Photosynthesis, as any first-year agronomy student (or any farmer) can tell you, is the engine that drives plant growth, fueled by sunlight, carbon dioxide, and water. It’s the very foundation for plant production and the generation of oxygen that sustains life on earth. Which is why many are surprised to learn that the process is horribly inefficient, with plants using less than 1 percent of the sunlight available through the course of a growing season.

Cloudy days are an obvious obstacle. Wind can move leaves in and out of sunlight throughout the day. And as the plant produces a canopy, lower leaves are literally shaded out of the photosynthesis equation altogether.

What’s more, while plants need sunlight to grow, too much direct light can be damaging. To counter this, plants use an evolutionary process called nonphotochemical quenching (NPQ), which allows them to emit energy from excess light in the form of heat. But this “breaker switch” doesn’t trip on or off nearly fast enough. It can take several minutes before a leaf in full sunlight will begin discharging energy as heat, and even longer for a shaded plant to turn the process off.

This was the challenge taken up by Dr. Stephen Long and his colleagues at the University of Illinois at Urbana-Champaign. By tweaking the genetic process, Long hoped to speed up the NPQ process, allowing plants to better use the sunlight available throughout the day. And, according to the study recently published in Science magazine, it looks as if they’re on the right track.

Increasing soybean production by 20 percent. Long and his associates focused on the genes responsible for NPQ, designing eight different strains of soybeans and planting them in the Morrow Plots, the oldest experimental crop field in America. The leaves of these genetically modified plants performed as the researchers hoped, enabling them to use a higher percentage of available light. At harvest, five of the eight strains showed significantly higher yields. The top strain increased yields by 33 percent. Three of the strains showed no improvement. Altogether, the test averaged yield increases across all eight strains at 20 percent. Put another way, a future Illinois farmer could see a 12-bushel-per-acre yield bump using these modified seeds.

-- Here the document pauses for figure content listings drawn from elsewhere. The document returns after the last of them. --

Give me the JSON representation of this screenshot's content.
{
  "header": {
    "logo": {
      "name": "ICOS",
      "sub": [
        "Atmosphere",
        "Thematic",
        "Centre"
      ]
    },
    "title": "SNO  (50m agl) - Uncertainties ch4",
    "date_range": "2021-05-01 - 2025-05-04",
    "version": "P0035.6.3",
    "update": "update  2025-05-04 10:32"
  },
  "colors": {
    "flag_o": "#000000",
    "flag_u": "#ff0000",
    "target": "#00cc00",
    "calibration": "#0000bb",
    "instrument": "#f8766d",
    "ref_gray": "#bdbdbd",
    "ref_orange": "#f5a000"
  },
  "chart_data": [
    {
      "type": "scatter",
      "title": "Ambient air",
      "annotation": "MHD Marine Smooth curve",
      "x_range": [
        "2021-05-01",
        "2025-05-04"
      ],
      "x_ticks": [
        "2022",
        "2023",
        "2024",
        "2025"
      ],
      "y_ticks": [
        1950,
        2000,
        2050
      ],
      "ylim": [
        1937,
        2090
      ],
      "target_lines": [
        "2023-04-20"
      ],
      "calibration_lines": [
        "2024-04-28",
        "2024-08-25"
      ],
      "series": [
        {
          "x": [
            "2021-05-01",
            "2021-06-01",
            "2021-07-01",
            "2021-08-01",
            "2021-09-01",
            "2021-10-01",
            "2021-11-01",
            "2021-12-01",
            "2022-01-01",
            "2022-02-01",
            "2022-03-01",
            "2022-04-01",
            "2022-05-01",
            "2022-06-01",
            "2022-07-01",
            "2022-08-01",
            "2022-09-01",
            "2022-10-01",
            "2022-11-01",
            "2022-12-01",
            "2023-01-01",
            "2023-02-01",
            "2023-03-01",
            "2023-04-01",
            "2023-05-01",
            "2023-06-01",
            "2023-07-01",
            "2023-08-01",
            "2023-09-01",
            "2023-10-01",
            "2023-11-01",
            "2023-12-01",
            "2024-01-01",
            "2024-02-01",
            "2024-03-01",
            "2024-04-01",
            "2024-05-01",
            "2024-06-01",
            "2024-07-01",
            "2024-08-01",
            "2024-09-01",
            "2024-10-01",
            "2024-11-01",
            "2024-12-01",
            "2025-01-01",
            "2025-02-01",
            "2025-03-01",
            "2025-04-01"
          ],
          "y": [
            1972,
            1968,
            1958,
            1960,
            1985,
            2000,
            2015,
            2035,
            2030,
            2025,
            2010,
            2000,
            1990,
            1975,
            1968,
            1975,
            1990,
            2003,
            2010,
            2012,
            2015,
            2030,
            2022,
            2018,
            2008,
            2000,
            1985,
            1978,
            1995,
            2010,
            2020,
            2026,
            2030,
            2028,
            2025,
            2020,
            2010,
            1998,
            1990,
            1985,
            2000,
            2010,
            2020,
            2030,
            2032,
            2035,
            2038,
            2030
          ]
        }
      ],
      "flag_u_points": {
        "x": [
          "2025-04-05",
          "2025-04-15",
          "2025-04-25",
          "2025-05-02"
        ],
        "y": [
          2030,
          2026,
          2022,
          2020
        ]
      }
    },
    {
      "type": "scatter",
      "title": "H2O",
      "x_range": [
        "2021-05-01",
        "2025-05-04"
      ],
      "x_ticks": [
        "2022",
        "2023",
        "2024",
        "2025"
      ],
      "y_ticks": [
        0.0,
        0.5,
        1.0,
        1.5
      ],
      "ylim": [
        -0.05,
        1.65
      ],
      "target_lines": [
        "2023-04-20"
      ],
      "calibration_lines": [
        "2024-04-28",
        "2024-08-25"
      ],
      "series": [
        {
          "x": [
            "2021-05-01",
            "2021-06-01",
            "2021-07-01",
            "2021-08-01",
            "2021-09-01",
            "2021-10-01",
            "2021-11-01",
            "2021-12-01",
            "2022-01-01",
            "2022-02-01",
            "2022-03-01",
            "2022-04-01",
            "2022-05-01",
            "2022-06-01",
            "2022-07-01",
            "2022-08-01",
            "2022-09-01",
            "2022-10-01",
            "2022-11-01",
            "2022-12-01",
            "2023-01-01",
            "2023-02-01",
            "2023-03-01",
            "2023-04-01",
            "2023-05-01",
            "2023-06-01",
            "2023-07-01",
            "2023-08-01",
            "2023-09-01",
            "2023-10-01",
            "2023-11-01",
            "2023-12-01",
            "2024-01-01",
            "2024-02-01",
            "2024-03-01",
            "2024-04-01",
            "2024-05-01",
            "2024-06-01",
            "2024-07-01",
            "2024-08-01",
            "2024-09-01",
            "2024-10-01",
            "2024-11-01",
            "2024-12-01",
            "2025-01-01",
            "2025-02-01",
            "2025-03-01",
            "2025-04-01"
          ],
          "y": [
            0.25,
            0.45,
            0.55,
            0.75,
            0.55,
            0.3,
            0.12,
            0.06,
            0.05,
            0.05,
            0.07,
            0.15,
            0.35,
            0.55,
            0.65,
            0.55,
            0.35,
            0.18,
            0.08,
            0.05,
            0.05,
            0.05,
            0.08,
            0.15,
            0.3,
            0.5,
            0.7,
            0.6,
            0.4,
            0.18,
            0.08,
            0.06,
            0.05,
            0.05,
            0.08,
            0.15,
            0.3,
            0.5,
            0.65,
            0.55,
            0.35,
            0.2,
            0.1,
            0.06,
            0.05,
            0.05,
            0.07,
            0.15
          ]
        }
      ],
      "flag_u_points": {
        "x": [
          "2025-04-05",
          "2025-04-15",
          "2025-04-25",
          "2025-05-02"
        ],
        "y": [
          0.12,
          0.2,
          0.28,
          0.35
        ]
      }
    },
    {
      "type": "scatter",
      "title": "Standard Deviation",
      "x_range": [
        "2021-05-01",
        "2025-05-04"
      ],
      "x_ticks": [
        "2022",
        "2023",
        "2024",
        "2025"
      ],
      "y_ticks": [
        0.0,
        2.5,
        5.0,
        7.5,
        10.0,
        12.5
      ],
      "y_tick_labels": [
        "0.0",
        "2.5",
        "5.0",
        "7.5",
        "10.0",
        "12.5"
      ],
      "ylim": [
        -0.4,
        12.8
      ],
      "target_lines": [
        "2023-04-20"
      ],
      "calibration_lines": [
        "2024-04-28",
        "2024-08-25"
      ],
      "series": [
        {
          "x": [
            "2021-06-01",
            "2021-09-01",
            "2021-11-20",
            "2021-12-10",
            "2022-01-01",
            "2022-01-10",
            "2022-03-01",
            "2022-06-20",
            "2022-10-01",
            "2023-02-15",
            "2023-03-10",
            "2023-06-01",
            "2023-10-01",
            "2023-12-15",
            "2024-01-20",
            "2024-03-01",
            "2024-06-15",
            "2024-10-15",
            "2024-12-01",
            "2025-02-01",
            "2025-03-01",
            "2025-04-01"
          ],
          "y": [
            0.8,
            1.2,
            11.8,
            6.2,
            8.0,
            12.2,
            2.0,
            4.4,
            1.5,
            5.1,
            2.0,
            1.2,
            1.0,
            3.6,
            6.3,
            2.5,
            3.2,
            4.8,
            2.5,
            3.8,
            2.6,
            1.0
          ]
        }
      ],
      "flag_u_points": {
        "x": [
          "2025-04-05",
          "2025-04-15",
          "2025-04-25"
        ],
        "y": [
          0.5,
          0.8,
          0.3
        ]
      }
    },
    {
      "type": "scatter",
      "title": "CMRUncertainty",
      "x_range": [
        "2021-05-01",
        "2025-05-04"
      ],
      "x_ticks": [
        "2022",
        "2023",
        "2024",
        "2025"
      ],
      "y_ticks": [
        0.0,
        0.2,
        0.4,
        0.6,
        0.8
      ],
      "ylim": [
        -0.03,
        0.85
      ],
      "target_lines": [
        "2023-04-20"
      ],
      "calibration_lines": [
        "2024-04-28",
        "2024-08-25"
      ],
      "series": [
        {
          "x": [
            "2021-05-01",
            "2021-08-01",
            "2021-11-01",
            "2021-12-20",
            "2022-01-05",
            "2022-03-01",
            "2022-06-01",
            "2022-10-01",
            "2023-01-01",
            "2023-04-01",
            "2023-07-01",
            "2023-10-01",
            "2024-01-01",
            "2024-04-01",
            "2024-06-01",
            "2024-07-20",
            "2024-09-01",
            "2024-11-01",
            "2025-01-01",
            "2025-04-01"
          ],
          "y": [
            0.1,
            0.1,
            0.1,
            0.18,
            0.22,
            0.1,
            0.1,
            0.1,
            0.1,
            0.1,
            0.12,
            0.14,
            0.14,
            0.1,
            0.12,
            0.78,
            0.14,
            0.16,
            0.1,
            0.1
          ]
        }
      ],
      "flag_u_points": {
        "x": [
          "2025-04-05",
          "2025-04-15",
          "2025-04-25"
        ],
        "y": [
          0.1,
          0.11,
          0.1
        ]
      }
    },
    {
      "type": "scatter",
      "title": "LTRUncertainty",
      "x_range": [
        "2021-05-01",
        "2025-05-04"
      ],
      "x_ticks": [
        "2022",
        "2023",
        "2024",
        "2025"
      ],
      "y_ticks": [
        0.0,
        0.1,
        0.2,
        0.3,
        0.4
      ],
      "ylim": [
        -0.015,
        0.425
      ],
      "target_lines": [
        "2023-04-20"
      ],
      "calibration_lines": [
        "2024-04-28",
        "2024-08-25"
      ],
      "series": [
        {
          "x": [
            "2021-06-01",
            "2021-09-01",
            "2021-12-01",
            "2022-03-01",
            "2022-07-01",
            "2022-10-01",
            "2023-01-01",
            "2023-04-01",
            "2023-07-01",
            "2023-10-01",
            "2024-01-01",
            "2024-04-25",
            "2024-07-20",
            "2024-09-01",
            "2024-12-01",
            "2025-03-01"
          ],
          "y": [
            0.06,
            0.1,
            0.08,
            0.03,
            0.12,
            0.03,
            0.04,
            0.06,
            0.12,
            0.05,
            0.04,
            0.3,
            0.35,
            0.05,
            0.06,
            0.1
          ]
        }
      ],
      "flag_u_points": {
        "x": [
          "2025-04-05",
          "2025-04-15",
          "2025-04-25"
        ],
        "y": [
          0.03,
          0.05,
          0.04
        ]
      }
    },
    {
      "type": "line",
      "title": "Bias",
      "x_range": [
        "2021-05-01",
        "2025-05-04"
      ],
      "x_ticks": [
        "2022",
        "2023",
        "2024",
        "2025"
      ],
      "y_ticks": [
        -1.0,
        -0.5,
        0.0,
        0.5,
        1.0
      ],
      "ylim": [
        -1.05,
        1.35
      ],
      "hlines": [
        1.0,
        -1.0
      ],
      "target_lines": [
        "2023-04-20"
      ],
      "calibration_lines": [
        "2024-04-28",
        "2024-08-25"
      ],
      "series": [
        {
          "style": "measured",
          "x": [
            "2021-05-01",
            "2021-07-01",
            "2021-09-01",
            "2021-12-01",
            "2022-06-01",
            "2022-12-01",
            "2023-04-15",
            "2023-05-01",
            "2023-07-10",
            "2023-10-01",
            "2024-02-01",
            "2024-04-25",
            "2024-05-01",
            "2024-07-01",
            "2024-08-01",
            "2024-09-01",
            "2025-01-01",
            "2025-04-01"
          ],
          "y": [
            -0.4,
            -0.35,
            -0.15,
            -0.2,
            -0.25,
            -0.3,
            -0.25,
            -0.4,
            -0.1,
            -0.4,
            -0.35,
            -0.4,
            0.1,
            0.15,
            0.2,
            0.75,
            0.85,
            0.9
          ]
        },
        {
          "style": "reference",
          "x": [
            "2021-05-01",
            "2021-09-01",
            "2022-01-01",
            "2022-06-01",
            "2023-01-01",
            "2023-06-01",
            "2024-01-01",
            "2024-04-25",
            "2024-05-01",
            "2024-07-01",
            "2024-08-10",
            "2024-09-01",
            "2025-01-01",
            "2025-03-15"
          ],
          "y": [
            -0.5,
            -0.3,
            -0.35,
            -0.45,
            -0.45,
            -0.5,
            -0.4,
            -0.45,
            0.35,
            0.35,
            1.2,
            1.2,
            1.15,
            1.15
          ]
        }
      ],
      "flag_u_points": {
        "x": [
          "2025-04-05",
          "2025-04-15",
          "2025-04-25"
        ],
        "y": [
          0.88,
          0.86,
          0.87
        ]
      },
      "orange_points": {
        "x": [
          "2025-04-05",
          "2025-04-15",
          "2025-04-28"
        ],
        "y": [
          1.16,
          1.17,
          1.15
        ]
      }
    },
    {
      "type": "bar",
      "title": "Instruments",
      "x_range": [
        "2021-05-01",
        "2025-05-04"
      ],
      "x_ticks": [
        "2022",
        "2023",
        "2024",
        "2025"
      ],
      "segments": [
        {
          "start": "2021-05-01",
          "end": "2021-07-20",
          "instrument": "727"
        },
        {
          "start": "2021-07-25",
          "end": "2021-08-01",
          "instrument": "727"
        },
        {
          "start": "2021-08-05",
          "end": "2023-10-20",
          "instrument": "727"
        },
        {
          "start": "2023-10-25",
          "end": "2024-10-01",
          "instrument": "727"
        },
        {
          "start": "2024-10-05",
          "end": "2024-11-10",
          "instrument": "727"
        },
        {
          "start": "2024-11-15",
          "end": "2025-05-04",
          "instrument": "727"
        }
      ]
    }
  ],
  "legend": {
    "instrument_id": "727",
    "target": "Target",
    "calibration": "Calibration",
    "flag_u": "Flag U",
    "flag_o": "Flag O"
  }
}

Granted, this was one field test on a fairly small scale. Long and his colleagues are expanding the program this year to focus on larger trials. This is exciting news for farmers and for the general public for several reasons, beyond a potential yield bump. First, Dr. Long’s work increases yield by increasing the plant’s efficiency, which means less pressure on resources like P and K fertilizers. And because the work is based on genetic modification to increase the sustainability of crop production – beyond making the plants immune to herbicides – it may help spur the public’s acceptance of this vital tool.

What’s more, the lessons learned may someday increase yields in crops other than soybeans. Long and his team, backed by Gates Ag One, a company owned by the Bill and Melinda Gates Foundation that helps fund Dr. Long’s testing, hope to expand genetic testing to other crops, including rice and wheat. That fact that this work is being done in the public sector is a huge win for university researchers, who, in recent years, have taken a back seat to private sector research. A United States agriculture that has both a thriving public and private research arm is the best hope for supplying the world’s rapidly increasing demand for food and fiber.